What's the solution?
The researchers developed a system called StoryMem that works like a memory. It generates videos one shot at a time, but it also keeps a 'memory bank' of key images from previous shots. When creating a new shot, it refers back to this memory to ensure everything stays consistent. They use a clever technique to add this memory to the video generation process without needing to retrain the entire system, making it efficient. They also developed a way to automatically pick the most important images for the memory and ensure the story flows smoothly between shots.
Why it matters?
This work is a big step forward in automated video creation. It allows for the generation of longer, more visually appealing, and logically consistent videos, opening up possibilities for things like automatically creating short films or personalized stories. The new benchmark they created will also help other researchers improve their video generation techniques.
Abstract
Visual storytelling requires generating multi-shot videos with cinematic quality and long-range consistency. Inspired by human memory, we propose StoryMem, a paradigm that reformulates long-form video storytelling as iterative shot synthesis conditioned on explicit visual memory, transforming pre-trained single-shot video diffusion models into multi-shot storytellers. This is achieved by a novel Memory-to-Video (M2V) design, which maintains a compact and dynamically updated memory bank of keyframes from historical generated shots.

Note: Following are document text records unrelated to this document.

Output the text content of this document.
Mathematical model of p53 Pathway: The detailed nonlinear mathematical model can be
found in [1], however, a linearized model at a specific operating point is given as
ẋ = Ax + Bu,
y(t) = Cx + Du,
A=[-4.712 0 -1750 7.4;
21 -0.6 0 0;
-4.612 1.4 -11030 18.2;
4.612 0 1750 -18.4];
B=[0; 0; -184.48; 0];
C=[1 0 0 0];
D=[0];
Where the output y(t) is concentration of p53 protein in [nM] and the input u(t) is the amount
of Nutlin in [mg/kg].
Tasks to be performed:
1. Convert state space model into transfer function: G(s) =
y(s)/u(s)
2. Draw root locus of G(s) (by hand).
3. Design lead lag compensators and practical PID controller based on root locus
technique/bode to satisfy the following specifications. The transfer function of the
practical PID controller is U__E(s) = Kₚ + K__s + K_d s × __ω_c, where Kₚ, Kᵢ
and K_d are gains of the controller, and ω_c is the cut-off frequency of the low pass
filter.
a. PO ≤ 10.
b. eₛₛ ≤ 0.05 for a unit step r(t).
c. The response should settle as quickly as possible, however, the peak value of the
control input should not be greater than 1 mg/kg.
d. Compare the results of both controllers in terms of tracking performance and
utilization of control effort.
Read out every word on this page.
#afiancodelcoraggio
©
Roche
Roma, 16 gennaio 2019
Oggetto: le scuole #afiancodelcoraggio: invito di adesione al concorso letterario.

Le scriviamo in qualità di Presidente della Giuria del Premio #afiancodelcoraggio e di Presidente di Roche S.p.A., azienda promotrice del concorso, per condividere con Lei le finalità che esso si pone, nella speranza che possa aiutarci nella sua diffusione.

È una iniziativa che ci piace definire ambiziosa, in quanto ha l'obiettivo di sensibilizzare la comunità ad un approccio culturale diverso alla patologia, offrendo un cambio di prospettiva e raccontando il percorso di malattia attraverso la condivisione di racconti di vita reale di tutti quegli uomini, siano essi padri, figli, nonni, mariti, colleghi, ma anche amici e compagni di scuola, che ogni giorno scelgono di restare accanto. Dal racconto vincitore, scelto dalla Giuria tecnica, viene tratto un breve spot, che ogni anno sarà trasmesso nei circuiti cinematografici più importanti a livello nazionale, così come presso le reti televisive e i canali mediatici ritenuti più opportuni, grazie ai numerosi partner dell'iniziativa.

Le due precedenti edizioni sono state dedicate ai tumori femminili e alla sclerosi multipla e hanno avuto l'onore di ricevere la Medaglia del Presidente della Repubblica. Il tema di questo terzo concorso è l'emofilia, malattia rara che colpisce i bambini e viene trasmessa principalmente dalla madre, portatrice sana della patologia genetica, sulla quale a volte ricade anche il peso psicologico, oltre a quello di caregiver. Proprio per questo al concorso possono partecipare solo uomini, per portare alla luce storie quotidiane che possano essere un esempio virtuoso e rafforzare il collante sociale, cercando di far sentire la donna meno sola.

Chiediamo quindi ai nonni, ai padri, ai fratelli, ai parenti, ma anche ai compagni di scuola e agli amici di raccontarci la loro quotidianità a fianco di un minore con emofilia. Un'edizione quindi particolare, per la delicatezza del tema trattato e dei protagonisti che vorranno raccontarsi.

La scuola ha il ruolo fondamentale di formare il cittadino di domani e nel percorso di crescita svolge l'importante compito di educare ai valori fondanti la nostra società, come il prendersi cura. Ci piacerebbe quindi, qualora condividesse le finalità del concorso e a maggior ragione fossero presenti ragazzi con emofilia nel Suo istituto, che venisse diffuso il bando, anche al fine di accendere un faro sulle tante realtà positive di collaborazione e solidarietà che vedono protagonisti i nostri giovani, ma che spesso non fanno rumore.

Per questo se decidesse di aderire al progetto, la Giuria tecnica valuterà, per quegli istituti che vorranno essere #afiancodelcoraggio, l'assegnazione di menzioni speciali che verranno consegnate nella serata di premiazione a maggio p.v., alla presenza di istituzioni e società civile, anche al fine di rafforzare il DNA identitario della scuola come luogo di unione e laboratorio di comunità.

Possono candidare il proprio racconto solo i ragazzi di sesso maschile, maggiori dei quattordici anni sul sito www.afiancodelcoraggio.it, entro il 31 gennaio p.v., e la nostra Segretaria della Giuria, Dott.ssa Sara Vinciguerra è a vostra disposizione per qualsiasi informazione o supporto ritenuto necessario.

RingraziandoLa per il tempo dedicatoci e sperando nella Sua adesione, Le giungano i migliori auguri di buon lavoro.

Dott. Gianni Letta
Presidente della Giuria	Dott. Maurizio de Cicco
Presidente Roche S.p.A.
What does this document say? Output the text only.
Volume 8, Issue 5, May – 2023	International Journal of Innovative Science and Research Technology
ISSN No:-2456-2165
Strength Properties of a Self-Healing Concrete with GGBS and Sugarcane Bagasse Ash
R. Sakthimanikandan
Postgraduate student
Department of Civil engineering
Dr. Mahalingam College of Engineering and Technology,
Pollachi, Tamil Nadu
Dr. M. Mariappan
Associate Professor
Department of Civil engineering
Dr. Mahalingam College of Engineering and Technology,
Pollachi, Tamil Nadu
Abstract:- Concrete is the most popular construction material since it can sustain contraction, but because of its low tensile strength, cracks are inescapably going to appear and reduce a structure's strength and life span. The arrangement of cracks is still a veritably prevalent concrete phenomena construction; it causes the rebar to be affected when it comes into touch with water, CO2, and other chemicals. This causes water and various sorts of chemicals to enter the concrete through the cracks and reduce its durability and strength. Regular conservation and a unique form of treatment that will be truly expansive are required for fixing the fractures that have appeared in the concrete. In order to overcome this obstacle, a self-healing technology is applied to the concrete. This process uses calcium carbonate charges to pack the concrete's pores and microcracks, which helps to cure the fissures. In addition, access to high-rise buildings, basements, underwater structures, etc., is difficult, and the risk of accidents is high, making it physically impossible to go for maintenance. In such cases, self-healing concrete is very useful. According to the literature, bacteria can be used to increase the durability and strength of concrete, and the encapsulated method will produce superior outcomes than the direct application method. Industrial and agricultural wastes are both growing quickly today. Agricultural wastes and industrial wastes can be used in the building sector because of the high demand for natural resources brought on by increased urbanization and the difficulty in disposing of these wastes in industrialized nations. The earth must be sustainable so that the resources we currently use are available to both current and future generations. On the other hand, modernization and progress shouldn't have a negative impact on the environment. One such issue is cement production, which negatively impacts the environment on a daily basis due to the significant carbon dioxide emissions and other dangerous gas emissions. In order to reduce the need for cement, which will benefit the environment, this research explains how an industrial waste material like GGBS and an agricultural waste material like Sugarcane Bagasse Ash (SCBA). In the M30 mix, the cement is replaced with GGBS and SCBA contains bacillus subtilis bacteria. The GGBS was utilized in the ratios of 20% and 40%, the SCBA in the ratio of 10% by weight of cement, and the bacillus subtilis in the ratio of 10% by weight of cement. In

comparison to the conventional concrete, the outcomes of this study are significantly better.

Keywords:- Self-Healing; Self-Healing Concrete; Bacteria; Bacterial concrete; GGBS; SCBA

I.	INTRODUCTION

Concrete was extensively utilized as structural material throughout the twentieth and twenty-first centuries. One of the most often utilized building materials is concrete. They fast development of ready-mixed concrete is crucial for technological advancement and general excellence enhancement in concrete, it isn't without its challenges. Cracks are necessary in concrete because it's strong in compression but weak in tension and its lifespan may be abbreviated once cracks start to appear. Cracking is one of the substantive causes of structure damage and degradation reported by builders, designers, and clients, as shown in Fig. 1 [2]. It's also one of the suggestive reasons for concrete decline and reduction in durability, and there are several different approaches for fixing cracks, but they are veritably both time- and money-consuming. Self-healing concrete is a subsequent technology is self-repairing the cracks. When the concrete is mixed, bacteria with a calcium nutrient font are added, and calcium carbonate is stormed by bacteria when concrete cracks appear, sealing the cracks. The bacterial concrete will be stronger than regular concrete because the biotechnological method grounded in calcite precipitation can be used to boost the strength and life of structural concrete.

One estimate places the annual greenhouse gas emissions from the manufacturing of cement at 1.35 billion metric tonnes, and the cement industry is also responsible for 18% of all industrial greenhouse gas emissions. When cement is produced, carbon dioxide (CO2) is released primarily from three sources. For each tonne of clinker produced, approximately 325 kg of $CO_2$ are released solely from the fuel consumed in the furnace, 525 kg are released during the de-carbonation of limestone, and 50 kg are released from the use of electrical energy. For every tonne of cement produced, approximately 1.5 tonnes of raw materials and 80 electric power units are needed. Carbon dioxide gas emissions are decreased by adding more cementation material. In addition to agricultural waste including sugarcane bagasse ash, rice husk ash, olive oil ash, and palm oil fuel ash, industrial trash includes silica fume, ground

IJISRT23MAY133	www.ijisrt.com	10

The stored memory is then injected into single-shot video diffusion models via latent concatenation and negative RoPE shifts with only LoRA fine-tuning. A semantic keyframe selection strategy, together with aesthetic preference filtering, further ensures informative and stable memory throughout generation. Moreover, the proposed framework naturally accommodates smooth shot transitions and customized story generation applications. To facilitate evaluation, we introduce ST-Bench, a diverse benchmark for multi-shot video storytelling. Extensive experiments demonstrate that StoryMem achieves superior cross-shot consistency over previous methods while preserving high aesthetic quality and prompt adherence, marking a significant step toward coherent minute-long video storytelling.